In this week’s Programming By Stealth, Bart starts by actually giving me credit for leading him to rethink his strategy on the use of const and let. He was nudged along in the strategy by the most awesome Jill.
As an enthusiastic origami folder, I often buy Japanese books with diagrams. Usually, it’s enough to look at the diagrams to figure what I need to do, but often I wonder if there is an additional explanation in the text.
I cannot read or understand Japanese and I don’t know how to produce the characters to enter them in translate.google.com. So for years, I’ve been pondering on actually taking classes just to be able to understand the text in my origami books.
This weekend I opened the Google Translate app on my iPhone to check the meaning of some Italian words when I noticed the camera icon on the left side of the input box. I switched the language to Japanese, tapped the icon and held the camera over the Japanese text. The app wanted to download a Japanese vocabulary and after that, it showed the text in the camera.

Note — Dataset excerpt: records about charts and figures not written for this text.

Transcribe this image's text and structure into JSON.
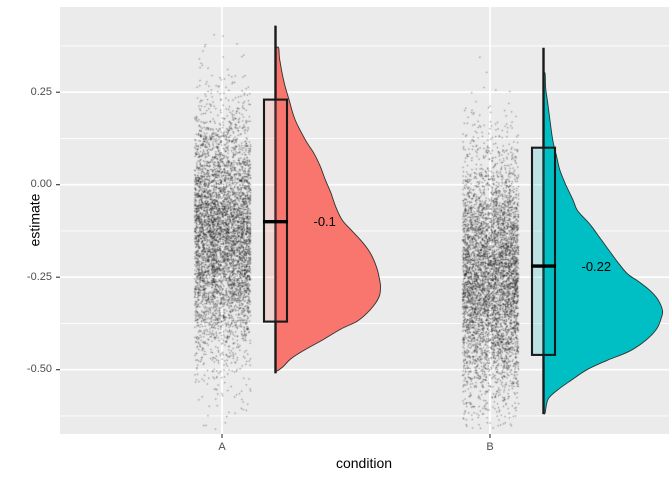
{
  "figure": {
    "y_axis_title": "estimate",
    "x_axis_title": "condition",
    "y_tick_labels": [
      "0.25",
      "0.00",
      "-0.25",
      "-0.50"
    ],
    "x_tick_labels": [
      "A",
      "B"
    ],
    "panel_bg": "#EBEBEB",
    "grid_color": "#FFFFFF",
    "axis_text_color": "#4d4d4d",
    "tick_mark_color": "#333333",
    "point_color": "#000000"
  },
  "chart_data": {
    "type": "raincloud (jittered points + boxplot + half-violin density), ggplot2 theme_gray",
    "x": {
      "label": "condition",
      "categories": [
        "A",
        "B"
      ]
    },
    "y": {
      "label": "estimate",
      "ticks": [
        0.25,
        0.0,
        -0.25,
        -0.5
      ],
      "minor_ticks": [
        0.375,
        0.125,
        -0.125,
        -0.375,
        -0.625
      ],
      "range": [
        -0.68,
        0.48
      ],
      "grid": true
    },
    "legend": "none",
    "groups": [
      {
        "condition": "A",
        "fill": "#F8766D",
        "median_label": "-0.1",
        "boxplot": {
          "whisker_low": -0.51,
          "q1": -0.37,
          "median": -0.1,
          "q3": 0.23,
          "whisker_high": 0.43
        },
        "jitter": {
          "n": 5200,
          "mean": -0.13,
          "sd": 0.165
        },
        "density_profile": [
          [
            0.37,
            0.02
          ],
          [
            0.34,
            0.03
          ],
          [
            0.28,
            0.07
          ],
          [
            0.23,
            0.12
          ],
          [
            0.175,
            0.18
          ],
          [
            0.12,
            0.28
          ],
          [
            0.085,
            0.36
          ],
          [
            0.05,
            0.42
          ],
          [
            0.013,
            0.47
          ],
          [
            -0.02,
            0.52
          ],
          [
            -0.06,
            0.57
          ],
          [
            -0.095,
            0.63
          ],
          [
            -0.12,
            0.71
          ],
          [
            -0.15,
            0.81
          ],
          [
            -0.175,
            0.88
          ],
          [
            -0.2,
            0.93
          ],
          [
            -0.23,
            0.97
          ],
          [
            -0.255,
            0.99
          ],
          [
            -0.275,
            1.0
          ],
          [
            -0.3,
            0.99
          ],
          [
            -0.325,
            0.94
          ],
          [
            -0.35,
            0.86
          ],
          [
            -0.37,
            0.77
          ],
          [
            -0.39,
            0.62
          ],
          [
            -0.42,
            0.44
          ],
          [
            -0.445,
            0.28
          ],
          [
            -0.47,
            0.14
          ],
          [
            -0.49,
            0.07
          ],
          [
            -0.503,
            0.01
          ]
        ]
      },
      {
        "condition": "B",
        "fill": "#00BFC4",
        "median_label": "-0.22",
        "boxplot": {
          "whisker_low": -0.62,
          "q1": -0.46,
          "median": -0.22,
          "q3": 0.1,
          "whisker_high": 0.37
        },
        "jitter": {
          "n": 5200,
          "mean": -0.25,
          "sd": 0.162
        },
        "density_profile": [
          [
            0.3,
            0.005
          ],
          [
            0.26,
            0.01
          ],
          [
            0.215,
            0.03
          ],
          [
            0.165,
            0.05
          ],
          [
            0.12,
            0.07
          ],
          [
            0.08,
            0.1
          ],
          [
            0.04,
            0.13
          ],
          [
            0.0,
            0.18
          ],
          [
            -0.04,
            0.24
          ],
          [
            -0.07,
            0.28
          ],
          [
            -0.105,
            0.38
          ],
          [
            -0.135,
            0.45
          ],
          [
            -0.17,
            0.53
          ],
          [
            -0.205,
            0.61
          ],
          [
            -0.24,
            0.7
          ],
          [
            -0.26,
            0.79
          ],
          [
            -0.285,
            0.89
          ],
          [
            -0.31,
            0.96
          ],
          [
            -0.34,
            1.0
          ],
          [
            -0.36,
            0.99
          ],
          [
            -0.39,
            0.95
          ],
          [
            -0.42,
            0.86
          ],
          [
            -0.45,
            0.72
          ],
          [
            -0.475,
            0.53
          ],
          [
            -0.5,
            0.36
          ],
          [
            -0.53,
            0.22
          ],
          [
            -0.555,
            0.11
          ],
          [
            -0.58,
            0.03
          ],
          [
            -0.617,
            0.005
          ]
        ]
      }
    ]
  }
}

When you do that, there are several buttons visible. The left one is an eye. When this is green it means ‘instant on’. In that setting, the text is realtime replaced by the target language of your choice.

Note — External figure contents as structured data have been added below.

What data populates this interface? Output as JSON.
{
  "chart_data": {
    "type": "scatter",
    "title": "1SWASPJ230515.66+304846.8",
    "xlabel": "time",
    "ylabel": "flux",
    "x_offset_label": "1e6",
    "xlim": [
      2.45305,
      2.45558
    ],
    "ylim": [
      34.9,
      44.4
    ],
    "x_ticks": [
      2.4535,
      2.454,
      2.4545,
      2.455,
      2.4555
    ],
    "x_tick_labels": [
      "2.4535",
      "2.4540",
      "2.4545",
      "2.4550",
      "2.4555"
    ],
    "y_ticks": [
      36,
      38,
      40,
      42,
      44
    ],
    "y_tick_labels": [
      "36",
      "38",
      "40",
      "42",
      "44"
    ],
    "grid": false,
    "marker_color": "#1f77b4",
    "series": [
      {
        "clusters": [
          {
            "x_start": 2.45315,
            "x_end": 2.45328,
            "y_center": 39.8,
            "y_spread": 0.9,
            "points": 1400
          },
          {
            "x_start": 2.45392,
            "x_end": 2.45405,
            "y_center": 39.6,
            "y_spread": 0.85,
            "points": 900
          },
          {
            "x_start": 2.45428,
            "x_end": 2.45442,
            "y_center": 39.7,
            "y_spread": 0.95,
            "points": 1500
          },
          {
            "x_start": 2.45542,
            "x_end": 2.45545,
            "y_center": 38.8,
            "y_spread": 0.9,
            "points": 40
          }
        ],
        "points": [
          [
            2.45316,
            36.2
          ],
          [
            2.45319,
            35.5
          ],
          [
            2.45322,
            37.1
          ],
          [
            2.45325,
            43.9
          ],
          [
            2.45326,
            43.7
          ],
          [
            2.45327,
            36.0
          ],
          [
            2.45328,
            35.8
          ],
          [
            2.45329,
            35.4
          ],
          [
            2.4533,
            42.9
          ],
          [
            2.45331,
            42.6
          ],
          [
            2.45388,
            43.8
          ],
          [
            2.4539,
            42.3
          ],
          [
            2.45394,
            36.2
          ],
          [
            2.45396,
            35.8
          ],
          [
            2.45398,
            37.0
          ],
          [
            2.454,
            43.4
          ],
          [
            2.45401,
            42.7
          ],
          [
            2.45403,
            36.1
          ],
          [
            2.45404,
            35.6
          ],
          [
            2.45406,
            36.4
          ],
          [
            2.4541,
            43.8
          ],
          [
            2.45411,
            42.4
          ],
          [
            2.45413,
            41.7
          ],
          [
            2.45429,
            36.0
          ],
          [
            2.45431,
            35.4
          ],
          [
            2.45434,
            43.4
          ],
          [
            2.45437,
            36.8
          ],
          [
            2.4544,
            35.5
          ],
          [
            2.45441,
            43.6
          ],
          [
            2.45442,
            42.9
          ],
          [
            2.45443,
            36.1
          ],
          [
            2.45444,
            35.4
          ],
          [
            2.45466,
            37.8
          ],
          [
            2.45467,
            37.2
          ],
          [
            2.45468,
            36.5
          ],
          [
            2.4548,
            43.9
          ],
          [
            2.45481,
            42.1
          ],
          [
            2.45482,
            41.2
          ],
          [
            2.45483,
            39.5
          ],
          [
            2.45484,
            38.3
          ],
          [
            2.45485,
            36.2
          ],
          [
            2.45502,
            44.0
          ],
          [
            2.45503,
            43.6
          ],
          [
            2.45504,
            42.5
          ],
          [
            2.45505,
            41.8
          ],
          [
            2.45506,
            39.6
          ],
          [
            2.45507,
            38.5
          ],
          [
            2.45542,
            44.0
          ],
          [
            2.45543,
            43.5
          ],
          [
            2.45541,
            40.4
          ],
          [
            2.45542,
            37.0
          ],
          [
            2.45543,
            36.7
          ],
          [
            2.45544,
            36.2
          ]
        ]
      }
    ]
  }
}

I noticed the instant on mode is quite sketchy. Only a few words were translated and the words changed if I moved the phone a bit.

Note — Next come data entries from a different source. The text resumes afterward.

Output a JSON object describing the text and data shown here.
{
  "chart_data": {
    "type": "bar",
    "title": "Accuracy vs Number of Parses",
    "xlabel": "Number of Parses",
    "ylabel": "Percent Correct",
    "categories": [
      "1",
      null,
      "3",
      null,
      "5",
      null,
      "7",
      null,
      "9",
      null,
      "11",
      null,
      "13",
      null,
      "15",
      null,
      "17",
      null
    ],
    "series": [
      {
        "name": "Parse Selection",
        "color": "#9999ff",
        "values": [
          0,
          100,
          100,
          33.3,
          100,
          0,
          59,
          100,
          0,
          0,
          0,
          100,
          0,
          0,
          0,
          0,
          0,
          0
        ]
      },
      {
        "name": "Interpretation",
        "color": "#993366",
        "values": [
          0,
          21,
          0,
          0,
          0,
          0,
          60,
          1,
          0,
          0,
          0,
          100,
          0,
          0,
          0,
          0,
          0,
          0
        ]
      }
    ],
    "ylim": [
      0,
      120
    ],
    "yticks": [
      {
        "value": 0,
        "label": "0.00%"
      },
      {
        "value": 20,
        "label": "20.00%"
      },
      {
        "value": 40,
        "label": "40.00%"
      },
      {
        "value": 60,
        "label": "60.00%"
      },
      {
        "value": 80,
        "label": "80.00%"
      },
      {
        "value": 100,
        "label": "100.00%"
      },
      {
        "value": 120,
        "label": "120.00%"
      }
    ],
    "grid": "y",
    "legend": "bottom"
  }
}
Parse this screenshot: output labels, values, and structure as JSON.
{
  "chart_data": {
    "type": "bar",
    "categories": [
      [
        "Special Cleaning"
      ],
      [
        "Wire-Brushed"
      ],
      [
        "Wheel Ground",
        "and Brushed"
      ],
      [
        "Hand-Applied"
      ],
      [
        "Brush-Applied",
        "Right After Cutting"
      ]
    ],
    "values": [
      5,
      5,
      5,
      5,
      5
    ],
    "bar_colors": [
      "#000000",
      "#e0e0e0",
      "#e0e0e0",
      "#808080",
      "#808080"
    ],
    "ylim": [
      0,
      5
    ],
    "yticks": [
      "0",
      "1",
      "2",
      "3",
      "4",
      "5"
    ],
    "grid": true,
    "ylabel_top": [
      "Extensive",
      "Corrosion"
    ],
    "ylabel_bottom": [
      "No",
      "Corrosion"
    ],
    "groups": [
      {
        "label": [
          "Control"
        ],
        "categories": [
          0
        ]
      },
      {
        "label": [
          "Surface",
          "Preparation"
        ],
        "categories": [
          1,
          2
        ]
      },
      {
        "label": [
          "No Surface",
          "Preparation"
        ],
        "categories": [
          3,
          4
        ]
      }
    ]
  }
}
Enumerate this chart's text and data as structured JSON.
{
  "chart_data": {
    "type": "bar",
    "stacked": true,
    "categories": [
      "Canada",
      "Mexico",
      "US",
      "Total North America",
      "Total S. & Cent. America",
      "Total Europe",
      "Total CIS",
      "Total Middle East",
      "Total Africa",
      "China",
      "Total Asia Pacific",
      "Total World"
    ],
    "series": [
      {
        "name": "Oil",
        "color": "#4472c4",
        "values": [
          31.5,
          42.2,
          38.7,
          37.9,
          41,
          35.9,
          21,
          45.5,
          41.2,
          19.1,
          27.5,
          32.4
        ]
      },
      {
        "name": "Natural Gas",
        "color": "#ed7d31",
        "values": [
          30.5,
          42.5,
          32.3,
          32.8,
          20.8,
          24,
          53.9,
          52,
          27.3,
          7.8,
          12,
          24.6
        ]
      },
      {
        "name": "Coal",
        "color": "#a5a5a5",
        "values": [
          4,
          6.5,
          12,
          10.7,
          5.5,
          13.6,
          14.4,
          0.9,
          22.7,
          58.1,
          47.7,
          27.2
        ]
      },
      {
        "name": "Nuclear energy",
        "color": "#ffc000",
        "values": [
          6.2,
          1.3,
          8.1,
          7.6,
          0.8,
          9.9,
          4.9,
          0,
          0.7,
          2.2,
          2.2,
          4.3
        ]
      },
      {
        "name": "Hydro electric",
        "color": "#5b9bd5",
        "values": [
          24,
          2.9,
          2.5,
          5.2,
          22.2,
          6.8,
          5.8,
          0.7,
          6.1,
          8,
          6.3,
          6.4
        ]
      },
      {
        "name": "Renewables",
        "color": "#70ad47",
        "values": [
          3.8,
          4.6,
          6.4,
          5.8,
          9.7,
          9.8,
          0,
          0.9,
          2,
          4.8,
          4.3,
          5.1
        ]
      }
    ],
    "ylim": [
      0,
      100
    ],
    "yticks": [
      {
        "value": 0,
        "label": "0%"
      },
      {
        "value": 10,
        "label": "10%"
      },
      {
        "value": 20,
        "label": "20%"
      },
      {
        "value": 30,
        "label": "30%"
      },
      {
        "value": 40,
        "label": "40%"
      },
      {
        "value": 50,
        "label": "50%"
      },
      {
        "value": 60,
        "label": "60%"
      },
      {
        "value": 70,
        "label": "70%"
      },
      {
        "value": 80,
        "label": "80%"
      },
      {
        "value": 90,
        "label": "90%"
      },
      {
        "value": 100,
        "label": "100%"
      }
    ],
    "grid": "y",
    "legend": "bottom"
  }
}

You get a better result when you take a picture of the text and then mark the text you want to be translated with your finger. Make sure you highlight everything you want to be translated in one go. Once you lift your finger from the glass and put it back again, you cancel the previous selection.
If you wait awhile you can see the translation appear above the image. Press on the blue right arrow and you can see the scanned (and OCR’ed !) text in the source language and the translation underneath.
A tip in a tip: machine translation works best if there is enough context to properly translate words with multiple meanings. So don’t try to have a few words translated, but select a few sentences or an entire paragraph. This will give you a better understanding of what is written and what the word you’re after actually means.